Por Christian León
Apichatpong Weerasethakul de Tailandia es un cineasta periférico, poscolonial y de gran vanguardia.
Ahora que los Coen y Paul Thomas Anderson han vuelto su mirada al cine clásico, ahora que Tarantino ha confesado su nostalgia y Wong Kar-wai prueba repetirse, me place homenajear al más radical de los cineastas. Aquel que se atrevió a hacer lo que pocos: demostrar que la vanguardia cinematográfica está en las regiones más apartadas del planeta.
Con 5 largometrajes a su haber y uno sin estrenar todavía, Apichatpong Weerasethakul se ha forjado como un cineasta de principios inclaudicables. Es marginal, bizarro, marica, tailandés, es todo esto y no se arrepiente. Se resiste a negociar con las majors de su país, rechaza toda forma de censura religiosa o estatal, cuestiona las convenciones cinematográficas, complejiza toda estandarización de las relaciones sexuales. Con 38 años encima, de aspecto frágil y pocas palabras, Apichatpong se ha convertido en un verdadero ejemplo de las posibilidades del cine aun en geografías periféricas signadas por la falta de recursos, la censura política y la hibridez cultural. Un cineasta poscolonial por antonomasia.
Mi primer encuentro con la obra del tailandés fue en el Festival de Cine de Cuenca. La película era Blissfully Yours (2002), venía con el gancho de haber ganado el premio “Una cierta mirada” del Festival de Cannes. Cuando entré en la sala toda la expectativa fue rebasada. Nunca había visto algo parecido. Con un delicadeza extrema, Weerasethakul hacía un registro de acciones mínimas que trenzaban la historia de dos adolescentes y una mujer mayor. Transcurridos cuarenta minutos, aparecen los créditos del filme e inicia un delicioso viaje plenamente sensorial, lúdico y lubrico, por un bosque. En una tarde calurosa, a las orillas de un río se consuma el fellatio más sosegado, apacible y bello que haya visto. Como sucede en Los muertos de Lisandro Alonso o en Old Joy de Kelly Reichardt, en la película la historia es devorada por el ambiente. Solo nos queda el puro regocijo de los sentidos, y no es poco.

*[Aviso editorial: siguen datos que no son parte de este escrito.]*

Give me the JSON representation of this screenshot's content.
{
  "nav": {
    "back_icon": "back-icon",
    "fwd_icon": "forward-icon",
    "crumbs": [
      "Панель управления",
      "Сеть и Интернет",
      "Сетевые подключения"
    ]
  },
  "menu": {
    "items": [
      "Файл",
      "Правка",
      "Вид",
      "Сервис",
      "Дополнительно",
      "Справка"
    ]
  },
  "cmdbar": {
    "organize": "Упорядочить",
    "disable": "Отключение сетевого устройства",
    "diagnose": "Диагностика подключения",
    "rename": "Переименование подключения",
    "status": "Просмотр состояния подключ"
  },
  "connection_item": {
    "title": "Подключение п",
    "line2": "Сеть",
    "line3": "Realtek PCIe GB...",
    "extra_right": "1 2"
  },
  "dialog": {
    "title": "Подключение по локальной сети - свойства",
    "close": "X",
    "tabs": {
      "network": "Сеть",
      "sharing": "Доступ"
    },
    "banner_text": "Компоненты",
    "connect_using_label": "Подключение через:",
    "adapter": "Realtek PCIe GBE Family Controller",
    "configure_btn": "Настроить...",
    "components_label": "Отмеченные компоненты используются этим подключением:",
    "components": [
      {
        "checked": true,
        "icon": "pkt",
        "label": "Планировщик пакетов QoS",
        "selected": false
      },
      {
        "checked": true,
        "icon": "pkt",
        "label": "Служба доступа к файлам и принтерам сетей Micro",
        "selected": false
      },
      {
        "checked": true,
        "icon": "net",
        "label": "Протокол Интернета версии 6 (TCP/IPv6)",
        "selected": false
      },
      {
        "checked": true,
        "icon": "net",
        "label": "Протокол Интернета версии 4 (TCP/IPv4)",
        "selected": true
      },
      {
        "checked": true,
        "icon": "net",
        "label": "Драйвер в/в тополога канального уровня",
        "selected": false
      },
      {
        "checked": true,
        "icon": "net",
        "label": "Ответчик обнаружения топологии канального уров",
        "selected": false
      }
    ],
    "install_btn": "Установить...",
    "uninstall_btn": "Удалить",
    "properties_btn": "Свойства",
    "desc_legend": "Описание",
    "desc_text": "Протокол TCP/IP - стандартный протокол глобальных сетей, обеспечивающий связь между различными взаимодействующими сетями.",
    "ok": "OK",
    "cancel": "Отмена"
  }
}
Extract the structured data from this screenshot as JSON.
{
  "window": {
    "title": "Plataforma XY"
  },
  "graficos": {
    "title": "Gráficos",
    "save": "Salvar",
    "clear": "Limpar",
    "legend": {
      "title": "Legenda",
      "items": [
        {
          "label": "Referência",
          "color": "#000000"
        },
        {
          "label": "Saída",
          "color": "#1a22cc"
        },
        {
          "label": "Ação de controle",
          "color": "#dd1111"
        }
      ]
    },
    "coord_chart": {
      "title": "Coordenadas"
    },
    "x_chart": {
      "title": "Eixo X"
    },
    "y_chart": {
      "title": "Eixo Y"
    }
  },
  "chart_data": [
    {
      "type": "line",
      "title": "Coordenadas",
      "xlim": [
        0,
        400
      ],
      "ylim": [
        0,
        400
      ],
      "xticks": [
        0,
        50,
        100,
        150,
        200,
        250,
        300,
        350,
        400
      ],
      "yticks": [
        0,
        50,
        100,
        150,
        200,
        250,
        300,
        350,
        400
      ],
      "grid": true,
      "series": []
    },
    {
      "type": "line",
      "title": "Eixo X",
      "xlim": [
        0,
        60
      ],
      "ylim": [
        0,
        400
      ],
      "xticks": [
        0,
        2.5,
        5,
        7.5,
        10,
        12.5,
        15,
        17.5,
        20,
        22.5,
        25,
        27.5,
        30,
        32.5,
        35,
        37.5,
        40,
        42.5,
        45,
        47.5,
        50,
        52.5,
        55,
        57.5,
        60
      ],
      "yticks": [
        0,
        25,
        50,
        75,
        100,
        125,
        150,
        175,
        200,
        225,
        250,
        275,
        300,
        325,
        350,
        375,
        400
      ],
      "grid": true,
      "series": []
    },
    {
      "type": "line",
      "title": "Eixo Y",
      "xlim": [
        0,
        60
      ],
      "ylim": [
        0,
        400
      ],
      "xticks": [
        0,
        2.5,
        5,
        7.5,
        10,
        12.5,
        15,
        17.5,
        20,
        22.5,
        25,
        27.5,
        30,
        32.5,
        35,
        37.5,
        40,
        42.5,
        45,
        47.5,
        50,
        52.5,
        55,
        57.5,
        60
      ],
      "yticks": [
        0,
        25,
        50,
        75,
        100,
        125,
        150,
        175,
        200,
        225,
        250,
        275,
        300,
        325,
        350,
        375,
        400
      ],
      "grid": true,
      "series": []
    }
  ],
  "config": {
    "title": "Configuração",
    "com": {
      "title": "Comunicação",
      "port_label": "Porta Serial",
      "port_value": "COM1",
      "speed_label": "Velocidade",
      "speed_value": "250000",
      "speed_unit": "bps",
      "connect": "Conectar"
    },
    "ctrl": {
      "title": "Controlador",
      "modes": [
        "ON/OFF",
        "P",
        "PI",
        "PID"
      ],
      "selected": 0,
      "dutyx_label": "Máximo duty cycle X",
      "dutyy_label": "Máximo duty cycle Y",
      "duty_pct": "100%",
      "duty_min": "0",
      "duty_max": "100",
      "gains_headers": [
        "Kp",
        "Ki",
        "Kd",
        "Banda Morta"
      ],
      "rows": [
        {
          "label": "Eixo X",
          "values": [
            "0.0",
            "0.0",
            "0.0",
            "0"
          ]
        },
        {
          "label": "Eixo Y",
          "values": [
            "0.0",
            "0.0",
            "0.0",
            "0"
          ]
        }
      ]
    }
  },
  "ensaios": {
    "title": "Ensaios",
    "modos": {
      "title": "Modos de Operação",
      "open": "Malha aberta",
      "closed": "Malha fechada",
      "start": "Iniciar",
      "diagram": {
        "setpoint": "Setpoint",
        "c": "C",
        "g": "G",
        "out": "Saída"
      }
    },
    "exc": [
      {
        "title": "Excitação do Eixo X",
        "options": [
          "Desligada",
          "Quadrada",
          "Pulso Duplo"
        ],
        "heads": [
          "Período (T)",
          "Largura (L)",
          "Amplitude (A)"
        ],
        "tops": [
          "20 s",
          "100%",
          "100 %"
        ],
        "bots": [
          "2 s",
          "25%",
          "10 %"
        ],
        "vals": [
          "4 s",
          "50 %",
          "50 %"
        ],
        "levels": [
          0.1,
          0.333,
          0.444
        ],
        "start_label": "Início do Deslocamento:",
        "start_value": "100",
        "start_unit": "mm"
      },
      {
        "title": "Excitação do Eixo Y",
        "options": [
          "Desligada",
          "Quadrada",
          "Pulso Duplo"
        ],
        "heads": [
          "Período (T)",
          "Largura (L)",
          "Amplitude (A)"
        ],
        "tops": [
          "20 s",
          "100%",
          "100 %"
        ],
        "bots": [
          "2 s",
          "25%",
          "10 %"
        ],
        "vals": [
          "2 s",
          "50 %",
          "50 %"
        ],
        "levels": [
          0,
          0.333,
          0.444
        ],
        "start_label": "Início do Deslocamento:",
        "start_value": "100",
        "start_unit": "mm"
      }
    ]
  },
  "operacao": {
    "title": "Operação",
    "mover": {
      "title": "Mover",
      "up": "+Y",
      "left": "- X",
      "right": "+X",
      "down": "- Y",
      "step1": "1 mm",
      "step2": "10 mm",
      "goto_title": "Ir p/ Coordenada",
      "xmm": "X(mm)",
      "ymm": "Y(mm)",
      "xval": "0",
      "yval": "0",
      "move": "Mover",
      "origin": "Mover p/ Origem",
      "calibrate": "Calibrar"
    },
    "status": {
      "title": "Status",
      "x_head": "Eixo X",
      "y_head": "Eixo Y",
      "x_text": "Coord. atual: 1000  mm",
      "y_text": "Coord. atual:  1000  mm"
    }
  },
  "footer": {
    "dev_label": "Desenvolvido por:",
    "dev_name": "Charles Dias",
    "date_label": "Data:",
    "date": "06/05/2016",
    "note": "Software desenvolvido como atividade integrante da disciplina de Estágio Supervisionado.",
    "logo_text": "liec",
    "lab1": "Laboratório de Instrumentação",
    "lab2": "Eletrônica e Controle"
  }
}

Años más tarde, cuando vivía en Buenos Aires se estrenó Tropical Malady (2004), Gran Premio del Jurado en Cannes. No cabía de la dicha. Fui a ver la película el primer día en primera fila. Nuevamente un agasajo a los sentidos, solo que esta vez el desafío era mayor. La película presentaba una estructura bipolar que fracturaba la historia en dos. En la primera parte contaba la relación homo-erótica entre un apuesto soldado y un joven campesino. Luego la misma historia era vuelta a contar en clave mítica a través la casería sigilosa que emprende el soldado en busca de un shamán que tiene la facultad de transformarse en tigre. Como sucede en Mulholland Drive, en un momento dado las identidades se perturban y un mismo actor interpreta a dos personajes diferentes sin que medie ninguna justificación dramatúrgica.
Un año más tarde, mientras realizaba la cobertura del Festival de Cine de Buenos Aires, pude ver Syndromes and a Century (2006). Una película que lleva la experimentación característica de director Tailandés a un nivel de sofisticación inédito. A través de varias historias que se dan en un hospital, el director se burla tanto de la cultura occidental como de los iconos religiosos de la cultura tailandesa. Con un humor desopilante despierta la dimensión mágica y a la vez absurda que puede tener la racionalidad, la ciencia, el propio cine.
Finalmente gracias a internet y sus tiendas virtuales conseguí dos filmes más, según muchos imposibles de encontrar. The Adventure of Iron Pussy (2003), codirigido con Michael Shaowanasai, es una parodia retro queer anticolonial que critica el filme detectivesco al estilo James Bond. El detective es un travesti bien tailandés que termina prefiriendo a una macho criollo local y dando la espalda al inglés guapito. Mysterious Object at Noon (2000), ópera prima de director, es un cuento documental muy similar en muchos sentidos a Crónica de un verano de Edgar Morin y Jean Rouch. Aquí los protagonistas no son los intelectuales del primer mundo sino pobladores campesinos del tercero que juegan a continuar por todos los medios un cuento inconcluso que pasa de boca en boca.
Con la potencia del Buñuel más rabioso, la ironía del mejor Tarantino, la sutileza del mejor Sokurov y una conciencia política que ya envidiaría Sembène, Apichatpong Weerasethakul ha mostrando que ser radical es posible. También necesario cuando se habita en la periferia.